A medio bosque detuvo súbitamente sus apresurados pasos. Me le quedé viendo con mirada recelosa. Gruesas gotas de sudor corrían por su frente. Me acerqué a tocar la corteza seca de un árbol que más bien parecía estar cubierto de plastas de lodo. Le pregunté cómo se llamaba ese árbol. Me contestó que era un roble blanco y agregó que hacía mucho que no entraba al bosque. Sí, claro, es comprensible. Difícilmente pudo salvarse de un incendio forestal tan grande. Me parecía que aún no se había recuperado del terror de aquellos tiempos, pues vi con mis propios ojos cómo temblaban sus hombros.

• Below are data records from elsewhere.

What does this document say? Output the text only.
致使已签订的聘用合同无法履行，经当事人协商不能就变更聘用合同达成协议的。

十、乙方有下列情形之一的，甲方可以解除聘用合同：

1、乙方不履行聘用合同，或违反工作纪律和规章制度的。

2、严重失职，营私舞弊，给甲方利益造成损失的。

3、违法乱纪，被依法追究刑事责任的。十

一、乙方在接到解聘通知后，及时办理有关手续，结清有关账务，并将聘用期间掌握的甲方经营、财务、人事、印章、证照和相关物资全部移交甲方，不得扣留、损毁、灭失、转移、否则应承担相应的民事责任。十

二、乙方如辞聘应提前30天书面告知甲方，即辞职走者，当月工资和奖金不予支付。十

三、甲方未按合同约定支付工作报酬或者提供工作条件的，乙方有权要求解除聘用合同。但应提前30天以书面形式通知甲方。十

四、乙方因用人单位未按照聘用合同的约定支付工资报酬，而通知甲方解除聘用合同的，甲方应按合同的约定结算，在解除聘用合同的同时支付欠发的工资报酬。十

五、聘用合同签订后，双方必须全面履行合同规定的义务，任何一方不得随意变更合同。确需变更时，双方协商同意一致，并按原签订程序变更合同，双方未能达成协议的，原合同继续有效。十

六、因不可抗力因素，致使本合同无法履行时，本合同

—Ahora vea bien —dijo el leñador.

Abrió la maleta. En ella estaban acomodados unos cables negros enrollados fuertemente, una sierra y un hacha de mano envueltas en cuero y otras herramientas cuyos nombres yo no sabía. Y, fíjate, Yunsul, que en ese momento me invadió un miedo que se apoderó repentinamente de mí: miedo a la sombra densa del bosque y a lo que sucedería en adelante. Empezó a clavar en la base del árbol de más de cien años un clavo amarrado al cable. Mientras lo metía en el tronco, me sentí aterrorizada, como si me conectaran a un electrodo de cien voltios, de manera que me sacudía con escalofríos.

 

—¿Qué hace? ¿Qué está haciendo ahora? —murmuré, abriendo la boca con dificultad.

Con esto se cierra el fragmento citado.